From the prior art, clutch mechanisms are known that comprise:                an engine input hub, which can be connected to a engine input shaft,        an output hub, which can be connected to a transmission,        a multiple-disk clutch, supported by a clutch support, wherein the multiple-disk clutch comprises:                    a plurality of first friction elements connected rigidly in rotation with the input shaft by way of an input disk carrier and the input hub,            a plurality of second friction elements connected rigidly in rotation with the output shaft by way of an output disk carrier and the output hub,                        a control system comprising a case and an actuator arranged to configure the clutch in a position between:                    an engaged configuration, for which the plurality of first friction elements of the clutch is coupled in rotation with the plurality of second friction elements of the said clutch, and            a disengaged configuration, for which the plurality of first friction elements of the clutch is decoupled from rotation with the plurality of second friction elements of the said clutch.                        
During their operation, the frictional forces generated in the area of the multiple-disk clutch generate heat, especially during the transitional phase of frictional engagement of the clutch, during which a non-zero differential speed of rotation exists between the first friction elements and the second friction elements.
In order to guarantee optimum and durable operation of the clutch mechanism, and to limit premature wear of the first and second friction elements, it is known in particular to use a cooling fluid capable of both lubricating and cooling the clutch during its operation. In the document EP 2 905 492 A2, the cooling fluid is introduced into the clutch mechanism via a cooling duct passing through the clutch support.

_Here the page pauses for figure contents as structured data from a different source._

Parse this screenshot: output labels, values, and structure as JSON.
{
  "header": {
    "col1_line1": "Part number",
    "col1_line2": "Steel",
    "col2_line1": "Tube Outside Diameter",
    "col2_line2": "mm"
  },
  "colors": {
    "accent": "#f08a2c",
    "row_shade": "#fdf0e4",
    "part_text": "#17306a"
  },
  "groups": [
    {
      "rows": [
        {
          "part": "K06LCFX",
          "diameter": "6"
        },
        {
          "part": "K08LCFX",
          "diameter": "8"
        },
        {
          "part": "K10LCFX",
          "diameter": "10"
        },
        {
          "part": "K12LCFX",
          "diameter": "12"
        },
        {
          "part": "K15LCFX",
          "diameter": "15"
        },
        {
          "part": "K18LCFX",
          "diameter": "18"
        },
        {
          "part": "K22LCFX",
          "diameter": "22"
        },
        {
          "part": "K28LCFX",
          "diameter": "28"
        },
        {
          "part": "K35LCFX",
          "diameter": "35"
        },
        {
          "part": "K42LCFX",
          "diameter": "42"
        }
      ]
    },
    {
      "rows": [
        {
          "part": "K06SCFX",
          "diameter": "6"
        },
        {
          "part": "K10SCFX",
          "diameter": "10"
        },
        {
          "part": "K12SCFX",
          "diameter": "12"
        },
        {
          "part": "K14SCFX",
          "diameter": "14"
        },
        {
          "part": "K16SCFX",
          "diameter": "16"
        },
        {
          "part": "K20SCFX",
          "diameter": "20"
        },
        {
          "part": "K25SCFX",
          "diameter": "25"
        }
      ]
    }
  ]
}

In order to orient the cooling fluid toward the clutch, the cooling duct often comprises complex shapes, taking into account the available space in the clutch mechanism and its geometry. More particularly, the clutch support comprises, in known manner, a first blind, axially elongated bore permitting the cooling fluid to be introduced into the clutch mechanism, and a second blind, radially extending bore permitting the cooling fluid to circulate in the clutch mechanism, wherein the second bore discharges into the first blind bore.
The production of such a cooling duct is therefore complex, and it necessitates machining in several operations in order to assure fluidic communication between the first and the second bore. More particularly, it is necessary to undertake the machining of the two bores manually and to perform deburring at the intersection of the two bores, in order to guarantee optimum circulation of cooling fluid in the cooling duct on the one hand and in the clutch mechanism on the other hand. Thus the known configurations of cooling ducts employ laborious and complex manufacturing methods, which contribute to increasing the costs of manufacture of clutch mechanisms.
The object of the present invention is to address the foregoing problems at least in large part and in addition to lead to other advantages, which will become apparent from the description and the figures hereinafter.
Another objective of the invention is to propose a new clutch mechanism in order to resolve at least one of these problems.
Another objective of the present invention is to simplify the manufacture of a clutch mechanism and to reduce the cost thereof.
Another objective of the present invention is to reduce the bulkiness of a clutch mechanism.